Postoperative complications
Various postoperative complications were retrieved from enrolled studies. We analyzed the incidence of postoperative complications, with a particular focus on the infection (wet ear), wound gap, visible scar, nausea and vomiting. Incidence of postoperative complications was reported in ten studies.

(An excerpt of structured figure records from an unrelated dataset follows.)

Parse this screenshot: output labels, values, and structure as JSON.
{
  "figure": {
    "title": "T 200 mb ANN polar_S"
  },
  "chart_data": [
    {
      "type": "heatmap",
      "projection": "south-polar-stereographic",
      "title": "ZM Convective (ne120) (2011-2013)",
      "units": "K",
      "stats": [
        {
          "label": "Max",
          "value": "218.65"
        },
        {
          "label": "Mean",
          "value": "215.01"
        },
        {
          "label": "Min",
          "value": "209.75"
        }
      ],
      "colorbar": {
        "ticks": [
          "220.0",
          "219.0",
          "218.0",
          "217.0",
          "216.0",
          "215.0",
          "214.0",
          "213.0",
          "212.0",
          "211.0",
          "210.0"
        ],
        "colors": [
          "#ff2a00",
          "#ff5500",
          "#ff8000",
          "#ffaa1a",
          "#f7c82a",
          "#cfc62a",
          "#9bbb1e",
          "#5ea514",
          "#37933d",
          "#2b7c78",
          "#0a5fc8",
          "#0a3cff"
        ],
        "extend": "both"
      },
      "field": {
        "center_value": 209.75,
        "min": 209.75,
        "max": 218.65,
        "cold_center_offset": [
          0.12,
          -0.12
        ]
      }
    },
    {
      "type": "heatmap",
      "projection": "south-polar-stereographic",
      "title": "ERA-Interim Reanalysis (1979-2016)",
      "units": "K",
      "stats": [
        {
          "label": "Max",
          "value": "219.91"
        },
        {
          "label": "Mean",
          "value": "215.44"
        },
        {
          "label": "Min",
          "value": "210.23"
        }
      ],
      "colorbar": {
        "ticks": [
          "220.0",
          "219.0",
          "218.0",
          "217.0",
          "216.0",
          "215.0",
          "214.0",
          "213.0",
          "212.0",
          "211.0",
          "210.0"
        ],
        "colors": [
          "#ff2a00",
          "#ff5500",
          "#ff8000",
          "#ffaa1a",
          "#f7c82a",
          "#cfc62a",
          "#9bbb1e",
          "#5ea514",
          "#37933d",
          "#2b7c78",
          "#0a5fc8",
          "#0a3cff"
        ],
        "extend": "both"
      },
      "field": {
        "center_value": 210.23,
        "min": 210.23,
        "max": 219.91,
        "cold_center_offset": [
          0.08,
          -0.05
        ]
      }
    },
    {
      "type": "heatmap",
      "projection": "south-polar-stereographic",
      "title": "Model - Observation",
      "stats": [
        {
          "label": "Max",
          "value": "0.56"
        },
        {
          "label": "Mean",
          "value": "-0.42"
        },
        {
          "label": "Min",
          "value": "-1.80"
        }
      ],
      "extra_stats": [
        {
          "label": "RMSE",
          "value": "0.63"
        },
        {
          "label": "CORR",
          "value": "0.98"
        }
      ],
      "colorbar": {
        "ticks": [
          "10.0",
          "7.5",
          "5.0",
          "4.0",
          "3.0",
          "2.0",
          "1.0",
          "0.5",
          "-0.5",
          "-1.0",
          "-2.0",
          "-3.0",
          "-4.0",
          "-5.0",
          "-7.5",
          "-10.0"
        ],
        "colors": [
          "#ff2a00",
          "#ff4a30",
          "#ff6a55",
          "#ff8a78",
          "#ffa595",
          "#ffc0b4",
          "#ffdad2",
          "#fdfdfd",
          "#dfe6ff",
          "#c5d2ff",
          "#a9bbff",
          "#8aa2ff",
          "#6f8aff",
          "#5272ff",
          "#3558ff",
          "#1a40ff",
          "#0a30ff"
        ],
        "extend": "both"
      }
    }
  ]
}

Data regarding the infection (wet ear) were available from six studies with a total of 486 interventions. Three studies reported data on the wound gap with a total of 210 interventions. Based on the pooled analysis, ET showed a non-significant difference compared to MT in terms of the rates of infection (6.3% vs. 7.3%; OR: 0.94; 95% CI 0.46 to 1.94; p = 0.87) and wound gap (0.9% vs. 6.3%; OR: 0.25; 95% CI 0.05 to 1.30; p = 0.10). Also, no heterogeneity was found.
Data regarding visible scar, we found three studies with a total of 220 interventions. Two studies reported data on postoperative nausea and vomiting, with a total of 160 interventions for each. In the pooled analysis, ET showed a highly significant decrease compared to MT in terms of the rates of visible scar (0% vs. 72.7%; OR: 0.01; 95% CI 0.00 to 0.03; p < 0.00001), nausea (36.3% vs. 67.5%; OR: 0.27; 95% CI 0.14 to 0.53; p = 0.0001), and vomiting (12.5% vs. 43.8%; OR: 0.18; 95% CI 0.08 to 0.41; p < 0.0001). In addition, no heterogeneity was found.
The overall effect of pooling the previous five subgroups showed that the rate of complications is significantly lower in ET than in MT (8.8% vs. 32%; OR: 0.24; 95% CI 0.12 to 0.49; p < 0.0001) (Figure 6).